To get maximum parallelization for an application, not only must the application be developed to take advantage of multiple cores, but should also have the code in place to keep a number of threads working on each core. A modern processor architecture, such as the Intel Xeon Phi processor, can accommodate at least 4 threads for each core.
On the Intel Xeon Phi processor, each of the threads per core is known as a hyper-thread. In this architecture, all of the threads on a core progress through the pipeline simultaneously, producing results much more quickly than if just one thread was used. The processor decides which thread should progress, based on a number of factors, such as waiting for data from memory, instruction availability, and stalls.
If an application does not need all 4 threads at a given time, the thread(s) that are not being used can be turned off with a BIOS setting. However, if all the threads are turned on for a core, then software will put the un-needed threads into a HALT state. At a later time, the software can start up the required number of threads.

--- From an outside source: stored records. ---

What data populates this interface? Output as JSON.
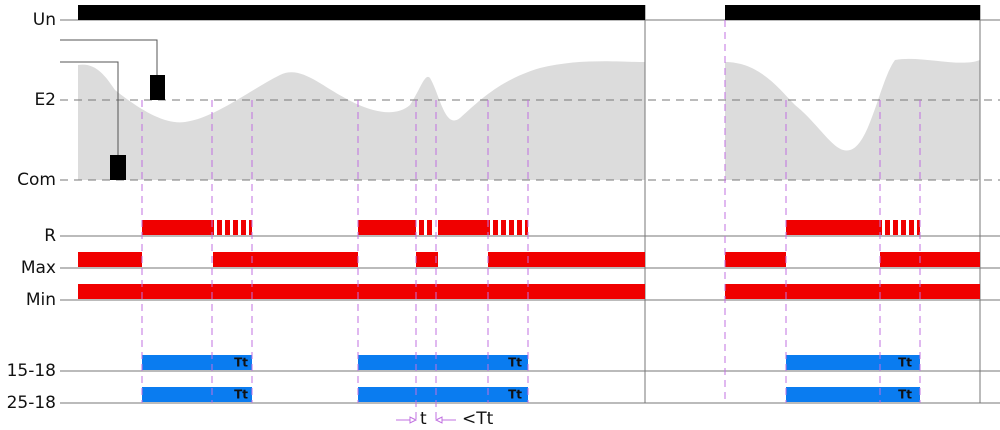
{
  "rows": [
    "Un",
    "E2",
    "Com",
    "R",
    "Max",
    "Min",
    "15-18",
    "25-18"
  ],
  "timer_labels": [
    "Tt",
    "Tt",
    "Tt",
    "Tt",
    "Tt",
    "Tt"
  ],
  "annotations": {
    "t": "t",
    "max_t": "<Tt"
  }
}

Using two active threads is generally a good choice for most applications. This allows for out of order processing of the instructions, and can hide latencies for cache misses and memory access. If an application is highly threaded, then all 4 of the threads can be turned on which can give even higher scaling for memory sensitive workloads.
Utilizing available hardware computing and memory access capabilities is the responsibility of the application developer. However, new generations of hardware can greatly assist by adjusting the resources to match the application requirements. The Intel Xeon Phi processor is an excellent example of being able to adjust to the current workloads to produce the best and fastest results for the end user.